Many studies have related recreation access to socioeconomic status, race, ethnicity, age, and gender. While African American women are not the only disadvantaged population when it comes to access to recreation, they do have a higher risk for obesity. In trying to answer why African American women have higher rates of obesity, some studies have found that while willingness to participate in physical activity does not differ in white and black women, duration of physical activity does.

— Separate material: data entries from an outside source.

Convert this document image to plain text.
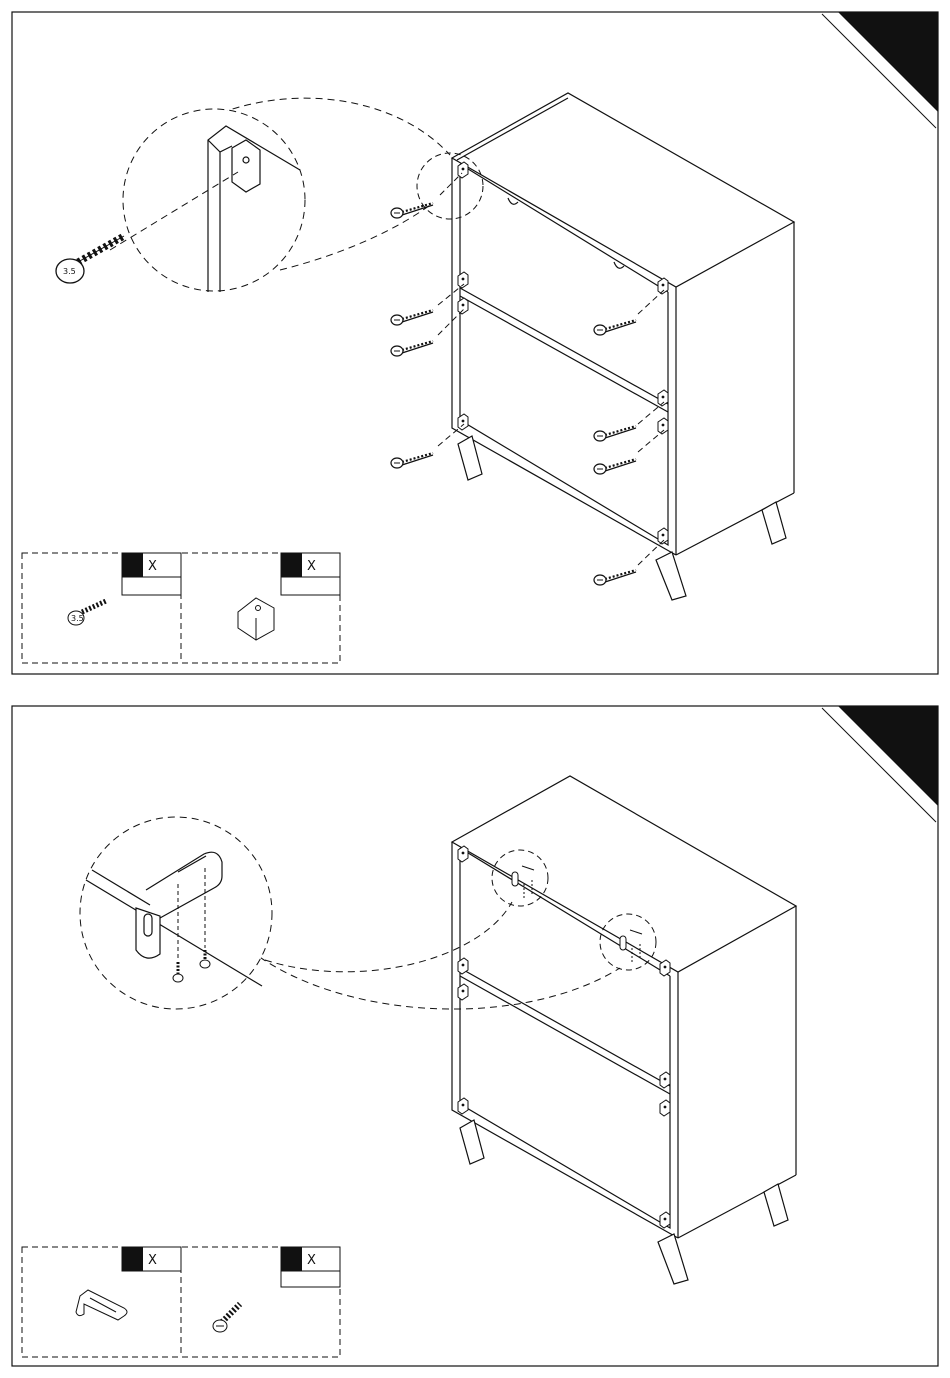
3.5
X
3.5
X
X	X
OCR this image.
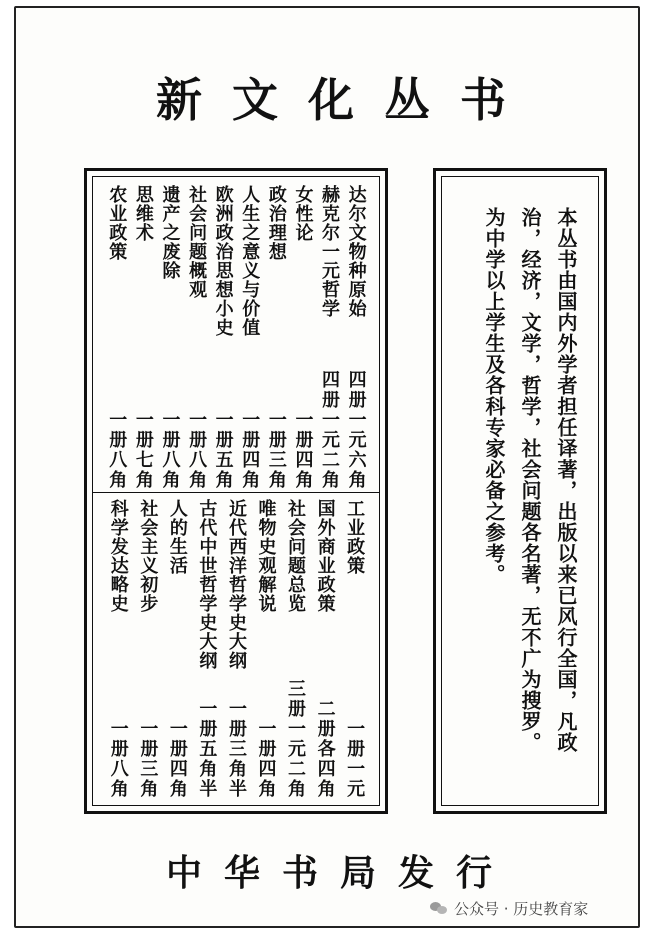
新文化丛书
达尔文物种原始
四册一元六角
赫克尔一元哲学
四册一元二角
女性论
一册四角
政治理想
一册三角
人生之意义与价值
一册四角
欧洲政治思想小史
一册五角
社会问题概观
一册八角
遗产之废除
一册八角
思维术
一册七角
农业政策
一册八角
工业政策
一册一元
国外商业政策
二册各四角
社会问题总览
三册一元二角
唯物史观解说
一册四角
近代西洋哲学史大纲
一册三角半
古代中世哲学史大纲
一册五角半
人的生活
一册四角
社会主义初步
一册三角
科学发达略史
一册八角
本丛书由国内外学者担任译著，出版以来已风行全国，凡政治，经济，文学，哲学，社会问题各名著，无不广为搜罗。为中学以上学生及各科专家必备之参考。
中华书局发行
公众号 · 历史教育家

My research employs a mixed methods approach to understand the barriers to physical activity experienced by African American women, in context of a neighborhood park. This study uses a physical assessment of James Mulligan Park and the surrounding neighborhood within Alexandria, Virginia. Following the physical assessment I piloted a survey to gather information on the barriers to physical activity. The pilot guided a final survey of seventeen participating African American women in the neighborhood.
I hypothesized that the perception of park safety will have an effect on the rate of physical activity in African American women. This hypothesis points to a general barrier for all women. Based on literature review, I also expected to find barriers unique to African American women.

The study concluded that African American women in this neighborhood share some barriers with all women and they also expressed some barriers unique to African American women. I found that personal barriers like “exercise tires me” was the most common, rather than perceptions of safety. In addition, I found culturally specific barriers, such as “exercising is not my cultural activity” and “I avoid exercise to protect my hairstyle.” Based on my analysis of the setting and surveys I make several recommendations for the park and neighborhood.

Errrbody needs to follow up on Garrott’s project with reading This Bridge Called My Back , which is an anthology of feminist theory writing from feminists of color.

Black women are tired, and they are tired for good reason, and if the rest of us would like to save money on health costs of obesity and this and that and yada…maybe it’s time to pay attention to the tiredness of black women and start there.